01.03.2012 | Original Article | Ausgabe 2/2012
Development of a model for prediction of coronary atherosclerotic regression: evaluation of high-density lipoprotein cholesterol level and peripheral blood monocyte count
Heart and Vessels
- Shigemasa Tani, Michiaki Matsumoto, Takeo Anazawa, Hirofumi Kawamata, Shingo Furuya, Hiroshi Takahashi, Kiyoshi Iida, Takehiko Washio, Narimichi Kumabe, Masashi Kobori, Ken Nagao, Atsushi Hirayama
Monocytes and high-density lipoprotein cholesterol (HDL-C) play important roles in the process of coronary atherosclerosis. We hypothesized that a reasonable predictive model of coronary plaque regression might be constructed using the change in the peripheral monocyte count and the serum HDL-C level. The plaque volume, as assessed by volumetric intravascular ultrasound, was measured at the baseline and after 6 months of pravastatin therapy in 114 patients with coronary artery disease. After 6 months of pravastatin therapy, a significant decrease of the plaque volume by 9.9% (p < 0.0001, vs. baseline) was observed; furthermore, a corresponding increase of the serum HDL-C level and decrease of the peripheral blood monocyte count were also seen (12.5%, p < 0.01 and −7.3%, p < 0.0001).
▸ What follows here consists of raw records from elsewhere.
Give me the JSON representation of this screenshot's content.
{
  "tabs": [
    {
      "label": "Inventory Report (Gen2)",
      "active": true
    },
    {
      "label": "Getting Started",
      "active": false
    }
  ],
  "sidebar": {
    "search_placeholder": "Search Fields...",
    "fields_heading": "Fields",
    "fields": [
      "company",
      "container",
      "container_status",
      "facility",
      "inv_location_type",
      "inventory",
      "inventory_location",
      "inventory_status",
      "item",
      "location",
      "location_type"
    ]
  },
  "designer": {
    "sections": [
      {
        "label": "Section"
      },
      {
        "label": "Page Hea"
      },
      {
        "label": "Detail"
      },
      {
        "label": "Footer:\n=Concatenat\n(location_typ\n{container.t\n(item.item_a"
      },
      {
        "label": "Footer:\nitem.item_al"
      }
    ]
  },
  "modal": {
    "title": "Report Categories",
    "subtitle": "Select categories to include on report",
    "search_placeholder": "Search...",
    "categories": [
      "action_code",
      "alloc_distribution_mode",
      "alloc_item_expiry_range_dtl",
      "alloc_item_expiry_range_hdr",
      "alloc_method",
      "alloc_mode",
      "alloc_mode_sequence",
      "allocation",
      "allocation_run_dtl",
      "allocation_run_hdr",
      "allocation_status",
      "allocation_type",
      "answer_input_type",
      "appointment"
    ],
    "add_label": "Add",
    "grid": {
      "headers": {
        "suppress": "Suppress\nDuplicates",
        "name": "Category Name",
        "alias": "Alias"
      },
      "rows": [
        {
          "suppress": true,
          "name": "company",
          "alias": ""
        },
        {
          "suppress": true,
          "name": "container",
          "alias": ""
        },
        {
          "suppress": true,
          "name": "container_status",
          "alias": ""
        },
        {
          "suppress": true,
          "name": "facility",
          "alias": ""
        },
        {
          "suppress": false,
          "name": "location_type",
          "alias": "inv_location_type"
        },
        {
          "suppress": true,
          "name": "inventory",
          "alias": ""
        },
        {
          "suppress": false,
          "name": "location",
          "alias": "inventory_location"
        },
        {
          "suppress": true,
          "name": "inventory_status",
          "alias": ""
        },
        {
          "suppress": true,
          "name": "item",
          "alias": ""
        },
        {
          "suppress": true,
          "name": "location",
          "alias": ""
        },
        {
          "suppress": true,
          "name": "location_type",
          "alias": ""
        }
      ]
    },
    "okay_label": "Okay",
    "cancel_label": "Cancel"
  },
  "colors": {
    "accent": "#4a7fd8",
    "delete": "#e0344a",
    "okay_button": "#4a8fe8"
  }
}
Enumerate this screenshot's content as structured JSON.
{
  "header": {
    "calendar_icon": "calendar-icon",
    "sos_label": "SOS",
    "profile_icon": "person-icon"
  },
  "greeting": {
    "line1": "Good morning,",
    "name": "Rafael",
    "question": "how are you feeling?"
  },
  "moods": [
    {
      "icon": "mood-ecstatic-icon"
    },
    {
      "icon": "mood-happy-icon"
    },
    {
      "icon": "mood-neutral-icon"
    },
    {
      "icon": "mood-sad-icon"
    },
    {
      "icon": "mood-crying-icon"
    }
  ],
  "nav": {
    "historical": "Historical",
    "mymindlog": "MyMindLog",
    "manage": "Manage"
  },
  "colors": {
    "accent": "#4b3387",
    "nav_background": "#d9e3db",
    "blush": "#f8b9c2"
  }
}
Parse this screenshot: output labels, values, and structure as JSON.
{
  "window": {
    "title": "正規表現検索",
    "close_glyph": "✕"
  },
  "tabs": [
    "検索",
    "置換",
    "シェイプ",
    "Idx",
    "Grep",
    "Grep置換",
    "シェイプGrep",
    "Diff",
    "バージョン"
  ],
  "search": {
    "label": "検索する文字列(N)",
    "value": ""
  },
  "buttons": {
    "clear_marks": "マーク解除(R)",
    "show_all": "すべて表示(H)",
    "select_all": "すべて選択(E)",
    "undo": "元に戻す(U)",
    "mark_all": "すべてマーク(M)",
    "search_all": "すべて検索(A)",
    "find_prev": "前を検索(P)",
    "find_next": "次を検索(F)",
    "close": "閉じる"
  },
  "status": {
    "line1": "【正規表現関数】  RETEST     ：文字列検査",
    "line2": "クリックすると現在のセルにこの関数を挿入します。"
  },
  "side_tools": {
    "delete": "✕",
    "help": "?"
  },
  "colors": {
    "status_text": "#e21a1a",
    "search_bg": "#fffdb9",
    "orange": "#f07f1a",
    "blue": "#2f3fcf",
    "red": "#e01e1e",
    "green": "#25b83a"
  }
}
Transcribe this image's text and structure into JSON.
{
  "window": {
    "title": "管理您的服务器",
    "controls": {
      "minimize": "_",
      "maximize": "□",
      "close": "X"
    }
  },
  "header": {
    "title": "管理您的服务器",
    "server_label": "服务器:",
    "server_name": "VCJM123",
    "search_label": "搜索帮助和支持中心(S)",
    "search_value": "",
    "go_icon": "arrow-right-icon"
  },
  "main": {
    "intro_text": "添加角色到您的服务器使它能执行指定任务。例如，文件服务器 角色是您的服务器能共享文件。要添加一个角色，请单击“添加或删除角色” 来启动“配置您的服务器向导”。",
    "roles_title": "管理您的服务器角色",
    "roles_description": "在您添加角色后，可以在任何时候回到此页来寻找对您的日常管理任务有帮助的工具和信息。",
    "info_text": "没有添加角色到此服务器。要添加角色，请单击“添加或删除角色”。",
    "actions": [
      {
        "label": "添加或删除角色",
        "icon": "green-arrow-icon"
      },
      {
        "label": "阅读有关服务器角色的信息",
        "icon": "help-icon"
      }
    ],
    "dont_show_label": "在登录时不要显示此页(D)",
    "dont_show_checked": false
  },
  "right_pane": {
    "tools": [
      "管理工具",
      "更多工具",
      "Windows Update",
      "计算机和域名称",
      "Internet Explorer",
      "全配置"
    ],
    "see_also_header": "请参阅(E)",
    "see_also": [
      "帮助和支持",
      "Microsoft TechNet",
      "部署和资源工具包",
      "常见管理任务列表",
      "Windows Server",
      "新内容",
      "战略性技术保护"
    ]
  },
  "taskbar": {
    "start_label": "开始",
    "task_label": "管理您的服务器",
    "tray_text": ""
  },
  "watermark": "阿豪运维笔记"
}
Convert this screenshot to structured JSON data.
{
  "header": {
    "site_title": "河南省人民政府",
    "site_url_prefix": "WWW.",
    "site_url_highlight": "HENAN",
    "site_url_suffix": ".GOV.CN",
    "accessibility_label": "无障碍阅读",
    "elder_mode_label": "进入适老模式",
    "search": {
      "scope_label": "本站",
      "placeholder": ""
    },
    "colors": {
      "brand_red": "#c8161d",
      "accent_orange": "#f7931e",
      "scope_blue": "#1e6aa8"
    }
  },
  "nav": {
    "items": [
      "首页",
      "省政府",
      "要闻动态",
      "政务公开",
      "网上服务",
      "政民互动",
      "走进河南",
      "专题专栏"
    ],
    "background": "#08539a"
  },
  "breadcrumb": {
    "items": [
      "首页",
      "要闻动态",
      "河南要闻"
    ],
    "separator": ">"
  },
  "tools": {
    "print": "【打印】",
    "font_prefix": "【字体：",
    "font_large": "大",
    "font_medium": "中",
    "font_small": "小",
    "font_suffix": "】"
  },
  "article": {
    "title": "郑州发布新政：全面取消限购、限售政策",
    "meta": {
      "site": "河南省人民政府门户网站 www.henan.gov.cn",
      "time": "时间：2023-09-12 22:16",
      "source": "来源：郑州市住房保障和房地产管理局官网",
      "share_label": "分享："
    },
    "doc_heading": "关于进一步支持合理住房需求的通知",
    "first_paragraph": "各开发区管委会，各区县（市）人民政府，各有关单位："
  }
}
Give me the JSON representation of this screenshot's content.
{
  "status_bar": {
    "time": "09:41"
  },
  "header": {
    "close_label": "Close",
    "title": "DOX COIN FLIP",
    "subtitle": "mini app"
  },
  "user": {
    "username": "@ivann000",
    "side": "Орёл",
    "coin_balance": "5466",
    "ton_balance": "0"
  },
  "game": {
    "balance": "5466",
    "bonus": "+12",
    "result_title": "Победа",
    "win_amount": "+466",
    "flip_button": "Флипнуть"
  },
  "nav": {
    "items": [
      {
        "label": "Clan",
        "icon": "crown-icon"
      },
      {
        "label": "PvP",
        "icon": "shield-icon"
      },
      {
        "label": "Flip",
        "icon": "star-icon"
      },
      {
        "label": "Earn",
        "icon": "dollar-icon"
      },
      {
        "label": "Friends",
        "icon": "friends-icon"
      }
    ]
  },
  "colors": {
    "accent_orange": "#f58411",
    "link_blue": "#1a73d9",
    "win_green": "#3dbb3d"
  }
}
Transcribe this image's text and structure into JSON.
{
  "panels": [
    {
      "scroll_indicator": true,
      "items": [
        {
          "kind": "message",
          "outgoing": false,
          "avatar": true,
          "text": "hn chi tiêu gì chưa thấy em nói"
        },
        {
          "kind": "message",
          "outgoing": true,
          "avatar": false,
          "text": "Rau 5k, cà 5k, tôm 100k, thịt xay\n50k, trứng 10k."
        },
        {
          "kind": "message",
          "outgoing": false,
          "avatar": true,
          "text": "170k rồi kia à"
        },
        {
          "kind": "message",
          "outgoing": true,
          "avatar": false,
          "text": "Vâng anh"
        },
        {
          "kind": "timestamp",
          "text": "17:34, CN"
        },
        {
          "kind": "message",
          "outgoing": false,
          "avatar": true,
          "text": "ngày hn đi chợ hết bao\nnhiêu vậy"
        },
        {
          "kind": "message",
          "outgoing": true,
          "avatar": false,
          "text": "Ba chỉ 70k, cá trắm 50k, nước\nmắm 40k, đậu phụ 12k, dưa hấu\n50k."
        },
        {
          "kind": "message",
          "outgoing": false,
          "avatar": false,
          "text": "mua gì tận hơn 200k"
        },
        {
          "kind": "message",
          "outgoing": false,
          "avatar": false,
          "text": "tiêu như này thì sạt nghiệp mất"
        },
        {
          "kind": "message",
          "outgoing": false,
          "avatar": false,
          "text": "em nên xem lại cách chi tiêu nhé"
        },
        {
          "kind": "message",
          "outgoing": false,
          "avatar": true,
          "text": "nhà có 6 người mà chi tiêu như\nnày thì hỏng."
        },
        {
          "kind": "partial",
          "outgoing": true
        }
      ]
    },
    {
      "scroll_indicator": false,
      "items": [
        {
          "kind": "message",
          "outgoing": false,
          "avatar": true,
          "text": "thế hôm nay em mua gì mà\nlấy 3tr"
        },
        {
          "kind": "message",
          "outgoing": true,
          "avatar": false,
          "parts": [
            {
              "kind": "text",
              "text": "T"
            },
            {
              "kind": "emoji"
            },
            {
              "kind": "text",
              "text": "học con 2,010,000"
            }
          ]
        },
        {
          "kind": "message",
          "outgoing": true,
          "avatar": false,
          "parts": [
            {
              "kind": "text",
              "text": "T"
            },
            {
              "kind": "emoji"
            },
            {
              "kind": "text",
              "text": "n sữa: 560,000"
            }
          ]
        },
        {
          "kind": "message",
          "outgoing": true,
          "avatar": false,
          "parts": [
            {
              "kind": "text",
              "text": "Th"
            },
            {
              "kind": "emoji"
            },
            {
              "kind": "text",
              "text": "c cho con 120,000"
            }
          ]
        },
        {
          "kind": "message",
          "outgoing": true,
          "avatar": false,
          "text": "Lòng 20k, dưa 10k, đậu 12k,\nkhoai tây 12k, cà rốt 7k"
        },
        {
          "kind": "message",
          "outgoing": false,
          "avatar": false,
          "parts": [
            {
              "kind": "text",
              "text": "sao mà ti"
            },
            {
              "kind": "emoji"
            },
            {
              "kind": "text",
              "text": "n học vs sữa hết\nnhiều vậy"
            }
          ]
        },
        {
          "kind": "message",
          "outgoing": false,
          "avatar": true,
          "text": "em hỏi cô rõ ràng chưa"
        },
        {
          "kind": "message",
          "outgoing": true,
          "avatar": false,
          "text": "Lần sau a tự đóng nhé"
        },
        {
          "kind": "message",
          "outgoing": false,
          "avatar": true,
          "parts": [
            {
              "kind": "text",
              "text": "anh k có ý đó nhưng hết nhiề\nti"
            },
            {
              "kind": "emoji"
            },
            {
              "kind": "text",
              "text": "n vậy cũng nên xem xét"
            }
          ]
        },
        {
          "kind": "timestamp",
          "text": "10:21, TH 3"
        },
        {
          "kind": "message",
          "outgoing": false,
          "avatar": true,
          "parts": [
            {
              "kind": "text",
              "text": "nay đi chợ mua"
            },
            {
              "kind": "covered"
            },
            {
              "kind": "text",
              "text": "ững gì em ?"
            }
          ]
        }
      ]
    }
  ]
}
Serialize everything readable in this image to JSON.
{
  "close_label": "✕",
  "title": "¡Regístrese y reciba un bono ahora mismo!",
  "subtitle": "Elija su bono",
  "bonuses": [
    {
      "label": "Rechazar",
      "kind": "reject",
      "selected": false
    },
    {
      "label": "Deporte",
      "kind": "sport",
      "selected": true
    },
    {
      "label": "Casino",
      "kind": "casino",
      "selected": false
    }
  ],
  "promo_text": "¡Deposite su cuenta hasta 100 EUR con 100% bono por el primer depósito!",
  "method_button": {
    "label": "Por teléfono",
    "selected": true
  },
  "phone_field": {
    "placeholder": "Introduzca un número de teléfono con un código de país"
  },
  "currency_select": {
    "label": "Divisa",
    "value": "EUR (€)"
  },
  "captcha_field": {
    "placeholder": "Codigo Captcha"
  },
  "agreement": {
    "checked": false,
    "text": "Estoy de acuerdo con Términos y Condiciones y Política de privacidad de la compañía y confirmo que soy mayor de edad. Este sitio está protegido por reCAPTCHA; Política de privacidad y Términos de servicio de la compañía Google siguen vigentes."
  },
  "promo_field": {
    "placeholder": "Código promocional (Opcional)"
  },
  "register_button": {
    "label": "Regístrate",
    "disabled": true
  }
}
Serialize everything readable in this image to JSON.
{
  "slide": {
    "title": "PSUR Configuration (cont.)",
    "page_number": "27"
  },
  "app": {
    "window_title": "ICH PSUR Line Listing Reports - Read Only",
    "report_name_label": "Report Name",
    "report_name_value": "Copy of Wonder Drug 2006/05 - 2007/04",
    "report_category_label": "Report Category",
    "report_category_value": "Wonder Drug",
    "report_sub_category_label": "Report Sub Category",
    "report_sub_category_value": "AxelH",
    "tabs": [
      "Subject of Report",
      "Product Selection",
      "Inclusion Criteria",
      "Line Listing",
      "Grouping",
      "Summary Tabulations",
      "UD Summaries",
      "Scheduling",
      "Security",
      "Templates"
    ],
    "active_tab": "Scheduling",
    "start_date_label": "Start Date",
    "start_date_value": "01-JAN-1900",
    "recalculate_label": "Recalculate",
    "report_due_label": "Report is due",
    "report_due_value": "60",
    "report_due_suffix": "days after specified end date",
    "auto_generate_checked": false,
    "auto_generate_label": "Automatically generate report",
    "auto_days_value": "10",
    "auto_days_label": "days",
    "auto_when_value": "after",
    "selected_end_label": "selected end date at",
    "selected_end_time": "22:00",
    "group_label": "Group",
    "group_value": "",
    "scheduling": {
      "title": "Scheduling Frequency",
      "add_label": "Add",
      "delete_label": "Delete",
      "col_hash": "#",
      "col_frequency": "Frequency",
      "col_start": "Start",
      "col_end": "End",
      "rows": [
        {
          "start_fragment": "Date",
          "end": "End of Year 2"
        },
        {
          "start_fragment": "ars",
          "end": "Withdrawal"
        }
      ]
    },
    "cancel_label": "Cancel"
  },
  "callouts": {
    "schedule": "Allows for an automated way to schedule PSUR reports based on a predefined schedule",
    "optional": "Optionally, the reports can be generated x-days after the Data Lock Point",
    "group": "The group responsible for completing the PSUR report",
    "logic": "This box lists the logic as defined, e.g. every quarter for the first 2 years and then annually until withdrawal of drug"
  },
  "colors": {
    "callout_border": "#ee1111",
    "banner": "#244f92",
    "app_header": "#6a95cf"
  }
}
In a multivariate regression analysis using the serum lipids and traditional risk factors as the covariates, the increase in the serum HDL-C (β −0.56, p < 0.0001) and the decrease in monocyte count (β 0.23, p = 0.03) were identified as independent predictors of the plaque regression. A model for the prediction of plaque regression according to whether the achieved the change in (Δ) monocyte count and ΔHDL-C were above or below the median values was prepared. Among the four groups, the group with ΔHDL-C ≥8.8% and Δmonocyte count ≤−8.6% showed the largest plaque regression (−20.4%), and the group with ΔHDL-C <8.8% and Δmonocyte count >−8.6% showed the increase of the plaque volume (2.6%). In view of the inflammatory nature of atherosclerosis, the model constructed using the two predictors may be a useful model for the prediction of plaque regression.